Metadata-Version: 1.1
Name: Flask-Admin-Subview
Version: 0.1.2
Summary: Embedded Flask-Admin list views.
Home-page: https://github.com/artemShelest/flask-admin-subview
Author: Artem Shelest
Author-email: artem.e.shelest@gmail.com
License: MIT
Description: Flask-Admin-Subview
        ===================
        
        Embed Flask-Admin list views to an arbitrary page:
        
        .. image:: https://raw.githubusercontent.com/artemShelest/flask-admin-subview/master/res/screen1.png
        
        .. image:: https://raw.githubusercontent.com/artemShelest/flask-admin-subview/master/res/screen2.png
        
        Limitations
        ===========
        
        - Inline edits are not supported
        - Bootstrap3 templates only
        
        Installation
        ============
        
        .. code-block:: console
        
            pip install flask-admin-subview
        
        
        Integration
        ===========
        
        The easiest way to integrate is to use helpers for the details view of the model. The following example demonstrates
        integration of subview to show relations of SQLAlchemy model in the details page.
        
        **DB Schema**
        
        .. code-block:: python
        
            class ContentModel(db.Model):
                __table__ = "content"
                id = db.Column(db.Integer, primary_key=True)
                container_id = db.Column(db.Integer, db.ForeignKey("container.id"), nullable=False)
        
            class ContainerModel(db.Model):
                __table__ = "container"
                id = db.Column(db.Integer, primary_key=True)

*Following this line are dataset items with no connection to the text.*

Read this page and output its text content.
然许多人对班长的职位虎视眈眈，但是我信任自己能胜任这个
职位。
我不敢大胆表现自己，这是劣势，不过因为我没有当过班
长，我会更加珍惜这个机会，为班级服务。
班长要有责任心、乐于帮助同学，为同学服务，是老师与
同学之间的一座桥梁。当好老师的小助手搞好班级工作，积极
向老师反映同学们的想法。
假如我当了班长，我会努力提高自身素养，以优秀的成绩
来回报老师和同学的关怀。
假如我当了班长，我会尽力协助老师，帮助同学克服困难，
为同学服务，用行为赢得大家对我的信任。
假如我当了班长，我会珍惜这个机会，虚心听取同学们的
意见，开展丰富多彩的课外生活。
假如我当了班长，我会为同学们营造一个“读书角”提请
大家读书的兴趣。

                content = db.relationship(ContentModel)
        
        
        **Prepare your subview**
        
        It is a good idea to subclass existing view of your model:
        
        .. code-block:: python
        
            import flask_admin_subview
        
            class ContentModelSubview(flask_admin_subview.View, ContentModelView):
                pass
        
        
        Or you can create a brand-new view for the subview:
        
        .. code-block:: python
        
            from flask_admin.contrib.sqla import ModelView
            import flask_admin_subview
        
            class ContentModelSubview(flask_admin_subview.View, ModelView):
                pass
        
        
        Add query filter to show content for certain container only, container id will be passed as a URL parameter:
        
        .. code-block:: python
        
            class ContentModelSubview(...):
                def get_query(self):
                    return self._extend_query(super(ContentModelSubview, self).get_query())
        
                def get_count_query(self):
                    return self._extend_query(super(ContentModelSubview, self).get_count_query())
        
                def _extend_query(self, query):
                    container_id = request.args.get('id')

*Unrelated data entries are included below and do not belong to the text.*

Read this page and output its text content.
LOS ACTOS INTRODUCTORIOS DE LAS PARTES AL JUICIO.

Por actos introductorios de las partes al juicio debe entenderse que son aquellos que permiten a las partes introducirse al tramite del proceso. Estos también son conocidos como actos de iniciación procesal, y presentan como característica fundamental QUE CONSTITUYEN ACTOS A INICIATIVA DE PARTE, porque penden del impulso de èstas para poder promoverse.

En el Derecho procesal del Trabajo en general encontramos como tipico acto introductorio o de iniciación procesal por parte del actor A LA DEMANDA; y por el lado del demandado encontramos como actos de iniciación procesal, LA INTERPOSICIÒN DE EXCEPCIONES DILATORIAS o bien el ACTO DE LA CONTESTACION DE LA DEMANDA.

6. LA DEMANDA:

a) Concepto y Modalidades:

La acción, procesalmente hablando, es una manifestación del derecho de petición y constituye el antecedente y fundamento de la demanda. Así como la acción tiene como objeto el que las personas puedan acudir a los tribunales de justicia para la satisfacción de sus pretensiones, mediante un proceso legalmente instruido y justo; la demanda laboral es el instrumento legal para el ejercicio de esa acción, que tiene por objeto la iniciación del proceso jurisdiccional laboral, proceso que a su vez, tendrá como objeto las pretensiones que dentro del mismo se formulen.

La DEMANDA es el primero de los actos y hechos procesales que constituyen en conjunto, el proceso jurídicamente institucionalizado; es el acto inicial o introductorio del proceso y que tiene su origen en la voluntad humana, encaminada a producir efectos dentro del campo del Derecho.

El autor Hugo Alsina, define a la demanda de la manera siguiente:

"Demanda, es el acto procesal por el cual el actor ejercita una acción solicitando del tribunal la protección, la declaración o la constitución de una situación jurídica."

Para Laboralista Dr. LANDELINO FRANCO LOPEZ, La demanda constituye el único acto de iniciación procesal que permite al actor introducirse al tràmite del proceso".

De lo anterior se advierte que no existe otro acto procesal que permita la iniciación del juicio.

                    if container_id is None:
                        abort(400, "Container id required")
                    return query.filter(ContentModel.container_id == container_id)
        
        
        **Initialize an extension**
        
        .. code-block:: python
        
            from flask_admin_subview import Subview
        
            app = Flask(__name__)
            admin = Admin(app, template_mode="bootstrap3")
            # only supports bootstrap3 mode
            Subview(app, template_mode="bootstrap3")
        
        
        **Add your subview as a blueprint**
        
        .. code-block:: python
        
            app = Flask(__name__)
            # ...
            app.register_blueprint(
                ContentModelSubview(Content, db.session, "Content", endpoint="content_subview").
                create_blueprint(admin))
        
        
        **Prepare container view**
        
        Use helper to display subview in the model's details:
        
        .. code-block:: python
        
            from flask_admin_subview import SubviewContainerMixin, SubviewEntry
        
            class ContainerView(SubviewContainerMixin, ModelView):
                can_view_details = True
                subviews = (
                    # specify that we need to pass id from the location URL to the subview
                    SubviewEntry("/admin/content_subview/", "Content Subview", "id"),
                )
        
        
        TODO
        ====
        
        - Add tests
        - Add example app code comments
        - Add Bootstrap2 templates
        - Possibly, support inline edits
        - Describe advanced usage
        
Keywords: flask-admin,list,view,embedded,nested,subview,one-to-many,relation,view relations
Platform: any
Classifier: Development Status :: 4 - Beta
Classifier: Intended Audience :: Developers
Classifier: License :: OSI Approved :: MIT License
Classifier: Topic :: Software Development :: Libraries :: Python Modules
Classifier: Programming Language :: Python
Classifier: Programming Language :: Python :: 2.7
Classifier: Programming Language :: Python :: 3
Classifier: Programming Language :: Python :: 3.4
Classifier: Programming Language :: Python :: 3.5
Classifier: Programming Language :: Python :: 3.6
Classifier: Programming Language :: Python :: 3.7